I view “writing as a (inter)connective act,” where individuals use and create language(s), discourse(s) and rhetoric(s) to connect with one another and form communities where they share information, create knowledge(s) and make meaning. Communities connect individuals linguistically, physically and emotionally through their construction, dispersion, production and consumption of knowledge(s).Writing as a connective act does not only involve digitally connecting to the Internet through a service provider or logging into a social-networking website. Connectivity is defined as a linking and articulating of the relationships between individuals in multiple communities and locations.

I like to include students’ own communities into my writing courses. Service-learning has proven to be a powerful educational model for students to learn about issues within the community and to connect and interact with individuals and learn about their lives. I use a portfolio approach in assessing student writing. Teaching students how to create a portfolio provides them with the opportunity to see how they have grown as writers over the course of a semester and to see view the various kinds of writing they have done. My definition of a portfolio involves students doing a sequence of assignments and then collecting them in one place.
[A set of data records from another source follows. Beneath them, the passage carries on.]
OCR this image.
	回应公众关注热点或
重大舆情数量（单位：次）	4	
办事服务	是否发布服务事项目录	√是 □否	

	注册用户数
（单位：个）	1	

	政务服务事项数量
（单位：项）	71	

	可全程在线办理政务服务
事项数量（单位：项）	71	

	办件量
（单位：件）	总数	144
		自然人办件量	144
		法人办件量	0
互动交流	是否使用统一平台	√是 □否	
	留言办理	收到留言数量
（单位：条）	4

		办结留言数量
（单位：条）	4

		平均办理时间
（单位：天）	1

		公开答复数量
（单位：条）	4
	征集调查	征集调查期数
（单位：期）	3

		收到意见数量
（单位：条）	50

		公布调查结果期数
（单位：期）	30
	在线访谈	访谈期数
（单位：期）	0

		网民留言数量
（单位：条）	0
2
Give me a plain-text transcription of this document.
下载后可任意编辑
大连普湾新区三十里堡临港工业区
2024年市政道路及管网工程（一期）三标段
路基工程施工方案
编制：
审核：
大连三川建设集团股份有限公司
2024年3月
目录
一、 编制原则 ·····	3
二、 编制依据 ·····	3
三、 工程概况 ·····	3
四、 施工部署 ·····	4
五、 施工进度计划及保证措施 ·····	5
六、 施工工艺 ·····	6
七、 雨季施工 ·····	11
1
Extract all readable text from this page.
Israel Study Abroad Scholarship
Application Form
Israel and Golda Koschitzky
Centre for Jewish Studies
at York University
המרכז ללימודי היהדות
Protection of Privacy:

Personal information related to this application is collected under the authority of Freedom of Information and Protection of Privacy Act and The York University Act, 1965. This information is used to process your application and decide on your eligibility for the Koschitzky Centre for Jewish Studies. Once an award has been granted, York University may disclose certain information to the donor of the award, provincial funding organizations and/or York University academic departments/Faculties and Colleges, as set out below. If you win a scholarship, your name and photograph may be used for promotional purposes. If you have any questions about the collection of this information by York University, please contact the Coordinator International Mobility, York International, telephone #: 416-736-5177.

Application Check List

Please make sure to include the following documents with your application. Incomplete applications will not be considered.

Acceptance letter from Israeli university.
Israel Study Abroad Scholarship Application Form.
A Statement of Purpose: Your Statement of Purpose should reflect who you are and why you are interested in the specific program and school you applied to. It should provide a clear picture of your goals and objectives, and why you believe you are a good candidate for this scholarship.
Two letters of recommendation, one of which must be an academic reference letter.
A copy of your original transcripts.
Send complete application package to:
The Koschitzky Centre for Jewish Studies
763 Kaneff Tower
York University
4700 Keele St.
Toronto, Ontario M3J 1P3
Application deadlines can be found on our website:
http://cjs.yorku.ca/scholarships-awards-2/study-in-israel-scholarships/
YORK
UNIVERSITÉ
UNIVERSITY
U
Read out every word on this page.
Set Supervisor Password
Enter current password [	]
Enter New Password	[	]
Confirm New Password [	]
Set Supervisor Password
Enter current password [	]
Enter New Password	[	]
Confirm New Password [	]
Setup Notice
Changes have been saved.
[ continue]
The main textbook I have been using is Writing Today by Richard Johnson-Sheehan and Charles Paine. Additional textbooks I have been using are The Brief McGraw-Hill Guide by Duane Roen, Gregory R. Glau and Barry M. Maid, Praxis: A Brief Rhetoric by Carol Lea Clark and The Norton Field Guide to Writing with Readings by Richard Bullock and Maureen Daly Goggin. I have been using online resources such as The Purdue Online Writing Lab (OWL), the APA Style website and various other Internet websites from universities to help my students understand writing formats and conventions.